Because of the attack, all outpatient appointments and diagnostic procedures that were scheduled at the infected hospitals on Monday and Tuesday were forced to be cancelled.  Medical emergencies such as  major trauma and women in high-risk labor were being diverted to neighboring hospitals.

At this time, we don’t have any information on the type of virus or malware that was used in the attack. We also don’t have any information on how it entered the internal systems of the hospitals. However, as the hospitals were both using a shared system, it was possible for both to be infected.

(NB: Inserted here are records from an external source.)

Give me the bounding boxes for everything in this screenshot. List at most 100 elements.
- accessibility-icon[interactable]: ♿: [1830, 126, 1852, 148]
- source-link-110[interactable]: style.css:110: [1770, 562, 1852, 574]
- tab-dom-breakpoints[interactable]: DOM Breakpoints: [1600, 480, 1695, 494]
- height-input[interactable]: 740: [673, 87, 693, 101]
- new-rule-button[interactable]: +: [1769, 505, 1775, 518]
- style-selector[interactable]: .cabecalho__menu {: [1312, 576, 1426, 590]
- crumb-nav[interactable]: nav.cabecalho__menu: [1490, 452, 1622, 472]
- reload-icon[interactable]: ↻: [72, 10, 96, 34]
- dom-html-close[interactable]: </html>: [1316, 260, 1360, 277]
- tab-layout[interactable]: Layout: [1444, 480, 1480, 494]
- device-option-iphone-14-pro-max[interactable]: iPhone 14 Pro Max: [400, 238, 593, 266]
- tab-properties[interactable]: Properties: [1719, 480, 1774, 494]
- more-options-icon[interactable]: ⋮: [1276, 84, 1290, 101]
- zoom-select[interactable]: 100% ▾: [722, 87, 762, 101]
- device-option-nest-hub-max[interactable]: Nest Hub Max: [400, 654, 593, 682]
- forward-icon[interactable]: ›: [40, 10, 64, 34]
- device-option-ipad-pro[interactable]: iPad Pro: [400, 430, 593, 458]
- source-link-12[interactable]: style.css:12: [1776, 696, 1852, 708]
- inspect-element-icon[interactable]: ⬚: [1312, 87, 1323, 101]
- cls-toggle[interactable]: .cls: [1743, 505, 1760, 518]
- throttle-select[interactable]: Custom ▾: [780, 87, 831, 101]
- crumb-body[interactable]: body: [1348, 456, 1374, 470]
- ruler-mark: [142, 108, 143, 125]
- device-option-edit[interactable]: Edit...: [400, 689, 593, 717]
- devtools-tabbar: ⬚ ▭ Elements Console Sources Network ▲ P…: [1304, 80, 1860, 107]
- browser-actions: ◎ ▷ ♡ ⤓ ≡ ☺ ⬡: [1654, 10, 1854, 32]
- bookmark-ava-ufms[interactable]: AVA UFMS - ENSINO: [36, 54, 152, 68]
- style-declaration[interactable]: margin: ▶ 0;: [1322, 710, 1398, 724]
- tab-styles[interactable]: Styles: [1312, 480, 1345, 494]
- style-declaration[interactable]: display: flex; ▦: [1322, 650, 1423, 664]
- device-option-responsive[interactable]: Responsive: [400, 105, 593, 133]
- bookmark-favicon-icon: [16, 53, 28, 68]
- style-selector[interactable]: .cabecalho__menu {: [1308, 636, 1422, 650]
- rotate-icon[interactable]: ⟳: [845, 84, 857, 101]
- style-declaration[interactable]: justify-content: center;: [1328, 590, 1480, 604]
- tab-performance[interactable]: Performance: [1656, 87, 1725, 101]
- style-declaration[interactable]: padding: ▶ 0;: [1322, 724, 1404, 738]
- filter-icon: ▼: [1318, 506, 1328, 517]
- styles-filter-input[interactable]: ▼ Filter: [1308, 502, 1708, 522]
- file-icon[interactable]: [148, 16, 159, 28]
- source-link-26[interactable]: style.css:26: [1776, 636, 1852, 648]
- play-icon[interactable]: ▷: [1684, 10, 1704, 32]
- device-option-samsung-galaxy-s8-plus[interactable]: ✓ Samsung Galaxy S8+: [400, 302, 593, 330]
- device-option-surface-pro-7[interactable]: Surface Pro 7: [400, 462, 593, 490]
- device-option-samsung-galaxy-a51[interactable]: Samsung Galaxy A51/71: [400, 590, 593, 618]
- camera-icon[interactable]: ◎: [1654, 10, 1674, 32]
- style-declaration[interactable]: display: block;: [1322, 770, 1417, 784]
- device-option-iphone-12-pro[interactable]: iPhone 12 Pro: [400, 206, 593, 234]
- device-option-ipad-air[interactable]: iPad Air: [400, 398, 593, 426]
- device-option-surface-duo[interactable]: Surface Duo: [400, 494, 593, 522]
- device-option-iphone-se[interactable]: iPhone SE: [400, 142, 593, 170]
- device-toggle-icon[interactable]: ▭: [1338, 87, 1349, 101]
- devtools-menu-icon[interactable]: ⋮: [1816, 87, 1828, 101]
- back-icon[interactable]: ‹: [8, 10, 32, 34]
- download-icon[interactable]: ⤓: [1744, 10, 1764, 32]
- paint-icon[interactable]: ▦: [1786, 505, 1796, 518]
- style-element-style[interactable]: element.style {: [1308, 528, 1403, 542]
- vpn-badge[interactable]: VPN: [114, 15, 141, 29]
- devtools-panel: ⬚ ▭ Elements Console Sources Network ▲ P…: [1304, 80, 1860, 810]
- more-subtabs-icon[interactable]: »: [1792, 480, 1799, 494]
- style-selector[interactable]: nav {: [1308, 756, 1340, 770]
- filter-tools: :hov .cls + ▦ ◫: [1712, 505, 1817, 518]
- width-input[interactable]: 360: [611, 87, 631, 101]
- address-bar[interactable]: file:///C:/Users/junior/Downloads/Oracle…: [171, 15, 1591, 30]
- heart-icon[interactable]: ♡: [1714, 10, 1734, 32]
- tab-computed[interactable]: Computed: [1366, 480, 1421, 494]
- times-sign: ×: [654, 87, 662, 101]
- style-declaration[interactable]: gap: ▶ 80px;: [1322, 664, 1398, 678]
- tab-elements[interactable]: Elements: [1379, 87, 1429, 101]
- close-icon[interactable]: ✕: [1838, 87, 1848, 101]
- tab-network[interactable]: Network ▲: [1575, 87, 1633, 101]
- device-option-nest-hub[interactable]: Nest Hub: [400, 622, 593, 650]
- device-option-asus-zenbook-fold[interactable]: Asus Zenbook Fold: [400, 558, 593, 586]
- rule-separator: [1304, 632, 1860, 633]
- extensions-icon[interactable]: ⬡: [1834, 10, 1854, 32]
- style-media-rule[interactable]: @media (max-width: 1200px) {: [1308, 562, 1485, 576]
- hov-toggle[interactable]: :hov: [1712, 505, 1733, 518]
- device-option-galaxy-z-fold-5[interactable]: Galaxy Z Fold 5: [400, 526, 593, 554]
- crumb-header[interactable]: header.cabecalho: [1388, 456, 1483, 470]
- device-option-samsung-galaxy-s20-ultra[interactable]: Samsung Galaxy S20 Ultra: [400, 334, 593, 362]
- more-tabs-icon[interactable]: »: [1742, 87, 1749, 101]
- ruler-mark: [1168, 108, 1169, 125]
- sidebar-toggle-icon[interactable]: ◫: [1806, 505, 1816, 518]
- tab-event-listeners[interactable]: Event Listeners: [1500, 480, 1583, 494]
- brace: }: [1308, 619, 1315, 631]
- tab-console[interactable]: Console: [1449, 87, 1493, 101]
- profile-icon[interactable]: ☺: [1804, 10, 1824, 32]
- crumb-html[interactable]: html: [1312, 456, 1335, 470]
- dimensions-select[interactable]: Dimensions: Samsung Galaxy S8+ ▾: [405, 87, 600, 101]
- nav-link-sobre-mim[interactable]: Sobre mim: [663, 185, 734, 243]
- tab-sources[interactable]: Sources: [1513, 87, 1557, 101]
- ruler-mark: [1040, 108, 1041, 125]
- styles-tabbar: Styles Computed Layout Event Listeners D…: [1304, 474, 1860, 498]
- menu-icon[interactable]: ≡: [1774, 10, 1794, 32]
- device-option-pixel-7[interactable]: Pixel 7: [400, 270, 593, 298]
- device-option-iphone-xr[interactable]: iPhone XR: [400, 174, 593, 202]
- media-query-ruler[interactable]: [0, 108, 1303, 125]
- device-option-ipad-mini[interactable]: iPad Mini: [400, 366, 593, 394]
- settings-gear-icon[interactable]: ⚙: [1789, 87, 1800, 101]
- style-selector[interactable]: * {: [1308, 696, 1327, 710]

Hospitals becoming targets of virus attacks

This is similar to an incident in March of 2016 where MedStar Health Inc, a large hospital chain in the Washington DC area, was also forced offline. This case was more about ransomware and the hospital was forced to pay the attackers $17,000. But the end result was that attacks were able to force a hospital chain completely offline.They were denied access to their patient charts and couldn’t access anything including lab results, x-rays, or other procedures results.

Hospitals have become hot targets for hackers because they haven’t kept up with the times when it comes to security. While spending on technology has increased, especially in the area of electronic medical records, security has taken a back seat.

Steps to protect your practice or business from virus attacks

These types of attacks show just how vulnerable a hospital or doctor’s office is. When they are knocked offline and are denied access to medical records, that has massive implications. No longer is it just a computer system issue, lost revenues or time, now its people’s lives.

You can greatly reduce the chances of these types of attacks by controlling the main entry points of these types of attacks. They are:

  • Email phishing attacks – can be greatly reduced by educating employees and by using a strong spam filters
  • Infected USB drives – having anti-malware software installed that scans in real time can reduce this risk
  • Browsing unsafe sites or clicking on infected ads – anti-malware software usually also includes web surfing protection. But you can also obtain lists of dangerous sites and configure your firewall to block access to these types of sites or to filter malicious advertisements.